Informasi Harga Tiket Masuk Terbaru
Untuk kunjungan di tahun 2026 ini, tiket masuk bagi wisatawan domestik dewasa dikenakan biaya sebesar Rp40.000 pada hari kerja dan Rp50.000 pada akhir pekan atau libur nasional. Bagi anak-anak (5-10 tahun), tarifnya adalah Rp20.000. Sementara itu, wisatawan mancanegara dikenakan tarif Rp75.000, dan warga lokal ber-KTP Bali mendapatkan harga khusus Rp30.000. Biaya parkir kendaraan berkisar antara Rp3.000 hingga Rp5.000.
Aturan dan Larangan yang Wajib Dipatuhi
Sebagai tempat suci yang aktif digunakan untuk ibadah, pengunjung wajib mematuhi beberapa aturan penting:
- Batas Kesucian: Wanita yang sedang dalam masa menstruasi dilarang memasuki area utama pura.
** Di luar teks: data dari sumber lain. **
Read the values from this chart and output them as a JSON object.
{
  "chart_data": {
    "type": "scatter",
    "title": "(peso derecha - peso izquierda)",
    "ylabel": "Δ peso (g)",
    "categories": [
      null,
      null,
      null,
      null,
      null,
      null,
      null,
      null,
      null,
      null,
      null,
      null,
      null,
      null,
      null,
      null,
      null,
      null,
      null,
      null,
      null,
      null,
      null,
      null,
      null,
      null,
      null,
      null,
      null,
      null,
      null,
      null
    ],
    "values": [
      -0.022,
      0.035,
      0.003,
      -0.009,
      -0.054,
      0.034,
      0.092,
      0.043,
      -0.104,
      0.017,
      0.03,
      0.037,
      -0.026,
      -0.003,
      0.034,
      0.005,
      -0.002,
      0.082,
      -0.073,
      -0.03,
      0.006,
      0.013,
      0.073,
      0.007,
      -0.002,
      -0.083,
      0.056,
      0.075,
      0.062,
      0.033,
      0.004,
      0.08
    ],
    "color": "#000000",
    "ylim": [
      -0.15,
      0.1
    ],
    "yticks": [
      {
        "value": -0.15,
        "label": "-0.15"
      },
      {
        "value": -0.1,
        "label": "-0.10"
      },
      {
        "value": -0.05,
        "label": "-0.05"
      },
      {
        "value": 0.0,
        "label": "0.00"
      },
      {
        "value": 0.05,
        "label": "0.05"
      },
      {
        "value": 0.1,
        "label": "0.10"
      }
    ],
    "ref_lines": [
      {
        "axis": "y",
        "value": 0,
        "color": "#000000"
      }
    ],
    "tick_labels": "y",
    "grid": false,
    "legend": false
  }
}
- Etika Berpakaian: Wajib mengenakan pakaian sopan dan tertutup. Pengunjung yang memakai celana pendek diwajibkan menggunakan kain sarung (kamen) yang disediakan.
- Menghormati Sesajen: Dilarang melompati atau menginjak sesajen (canang) yang diletakkan di area pura.
- Larangan Memanjat: Dilarang keras menaiki tembok atau bangunan suci hanya demi foto.
- Menjaga Ketenangan: Dilarang membuat kegaduhan atau mengganggu umat yang sedang bersembahyang.